The property market has not been sheltered from turbulent global markets over the past eight years or so with mortgages becoming more difficult to secure and property values falling and then failing to rise as quickly as many had predicted. As a result, first time buyers and those returning to the property market after a break will be met by a landscape completely unfamiliar to them. In the hope of assisting, we have thrown together a very brief guide on the steps that first time buyers should consider taking. It should not be treated as all-encompassing however it will hopefully act as a starting point for those fleeing the nest (or being shown the door):-
1. Mortgage Enquiries
For all but a fortunate few, a mortgage will be essential to fund your purchase. Before beginning your property search you should start by making an appointment with a bank or building society or an independent financial advisor to discuss the level of finance that you can expect to receive. The goal at this stage is to secure a “mortgage offer in principle” or a “mortgage promise” which will give you an idea of your budget for your property search.
2. Your Deposit
In the months and years lading to this point, you will have been saving for your deposit and many of you will have taken advantage of Government backed Help to Buy ISA’s. From April 2017 these will be re-named Lifetime ISAs (or LISAs). These operate like a normal ISA however when used to fund the purchase of a first property, a Government bonus will be added to your savings pot. More information on these can be found here – https://www.helptobuy.gov.uk/help-to-buy-isa/how-does-it-work/. Don’t cash these in at this stage! Wait until you meet with your solicitor who will tell you when your ISA should be closed.
3. The Search Begins….
Get out there and start viewing properties. It is always wise to ask the estate agent for a copy of the Home Report prior to viewing. This means that any matters that are identified as possible concerns by the surveyor can be investigated thoroughly at your viewing. If you see a property that you like then contact Craig Brown firstname.lastname@example.org to make a formal note of interest. A note of interest means that if another party offers you will be told about it and, if you wish make an offer in competition to this a “Closing Date” will be fixed where all interested parties will have one shot and one shot only to make an offer.
4. Making an Offer
When you have picked the property for you, it’s time to make an offer. If you are fortunate then there will be no notes of interest from other parties giving you the opportunity to negotiate with the seller on price. Sometimes, the seller will be the person showing you around the property and there is nothing to stop you making an offer directly to the seller in these circumstances. Verbal offers are not legally binding. If you would prefer to make an offer to the estate agent marketing the property then contact Craig Brown email@example.com to do this on your behalf.
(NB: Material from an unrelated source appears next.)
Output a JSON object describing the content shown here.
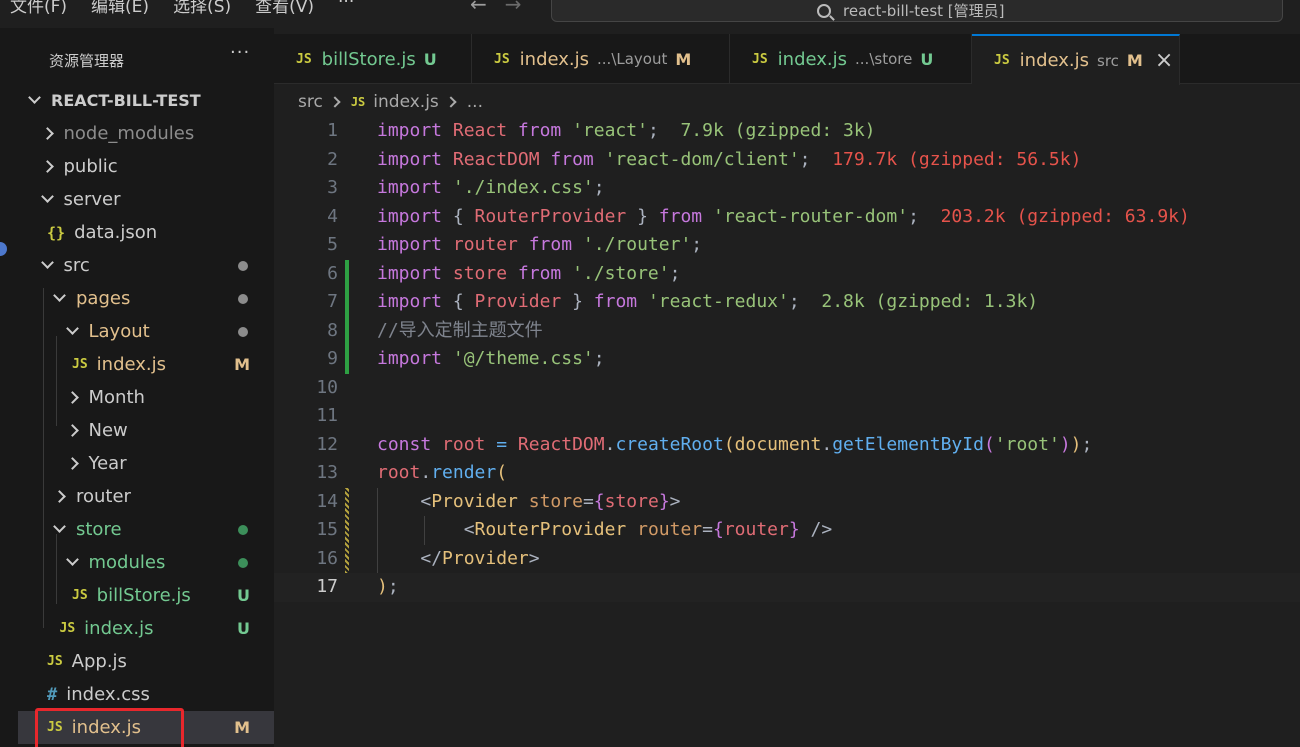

5. Firming up the Mortgage
Your offer has been accepted, Great! Make an appointment with your mortgage advisor or financial advisor to provide them with details of the agreed price. From there, your mortgage application will be placed before an underwriter who will decide whether to upgrade your “mortgage in principle” or “mortgage promise” to a formal mortgage offer. There is a lot of information for an underwriter to consider and it can therefore take a number of weeks before your mortgage offer will arrive through the post.
6. The road to getting your keys
By now your solicitor will be in close contact with you. There will be things like buildings and contents insurance to arrange. You should ensure that you provide your solicitor with the closing statement for your Help to Buy ISA or Lifetime ISA no less than three weeks before your entry or move in date. Your solicitor will have a declaration for you to sign and you will also have a document called a Standard Security to sign in connection with your mortgage. Your solicitor at Patten & Prentice will keep you fully informed until the keys are in your hand.
7. The Title Deeds
By now you’re a landowner! The Land Register of Scotland will normally take a month, although in complex cases, sometimes a year or longer to produce title deeds showing you as owner of the property. Your solicitor will send a copy of the Deeds to you as evidence of your ownership.